Multi-purpose stadium in Hong Kong

The South China AA-Jockey Club Stadium (南華會賽馬會運動場), also known as the Caroline Hill Stadium (加山場), is a multi-use stadium in Hong Kong. It is currently owned by the South China Athletic Association.

The stadium was originally designed to accommodate up to 12,000 spectators when it was opened in 1953.

==History==
South China Athletic Association (SCAA), under the chairman Lee Hysan, acquired the Crown land land lease of the present site in Caroline Hill in 1927. A clubhouse and spectator stands were built in 1934.

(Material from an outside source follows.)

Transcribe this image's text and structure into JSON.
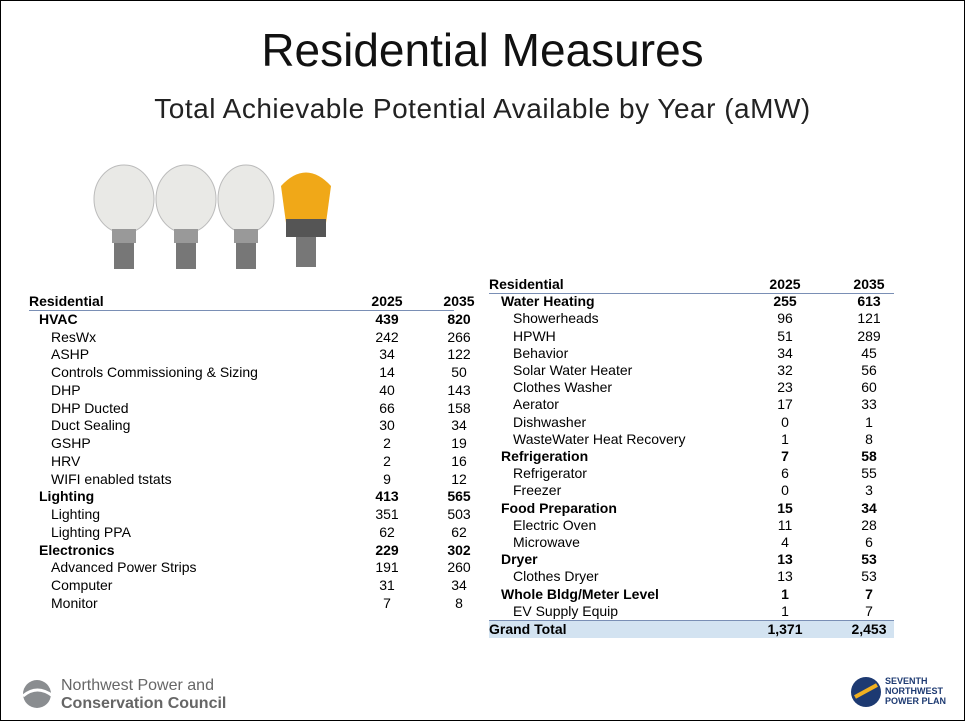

During the World War II, the facilities were occupied by the Japanese force. In 1946, South China AA resumed the control of the facilities in the Caroline Hill as well as in King's Park. New four-sized stands were built in 1953. In 1966, a bowling centre was built around the stadium, which was followed by a sports centre (the Low Block) in 1976.
===Re-developments===
From the 1980s to circa 2012, three of the four stands of the stadium were demolished for re-development. One side of the stand was re-developed into the Sports Complex (the High Block) and a golf driving range, which the superstructure was completed in 1987. The football pitch also served as the greens.

In 1991, a re-development plan of the stadium was announced. The proposed new complex had three stands and a dormitory for footballers, all but one of the stands were demolished afterwards. The land use of dormitory was approved by the regulator in 1998.

In 2005, the club attempted to build a hotel on the former site of a stand. However, the application of the change of land use, was rejected by the Town Planning Board.

On 25 October 2012, The Hong Kong Jockey Club Charities Trust announced that the SCAA's facilities: the football pitch, the remaining football stand and the driving range, would undergo a major redevelopment with funding of HK$126 million from the trust. New or improved facilities will include a third-generation artificial turf pitch with a covered spectator stand.

The stadium was officially re-opened after a nine year renovation on 26 November 2021. The total cost of the project was $370 million, with $170 million coming from the Jockey Club and the other $200 million coming from South China.

==Location==
The stadium is located on 88 Caroline Hill Road. According to the club, it is located in the Causeway Bay area, however, in government's urban planning zones, it is part of Wong Nai Chung Outline Zoning Plan. The stadium is very near to the Hong Kong Stadium.

Behind the last remaining stand of the stadium, were the Bowling Centre and the Sports Centre of the club.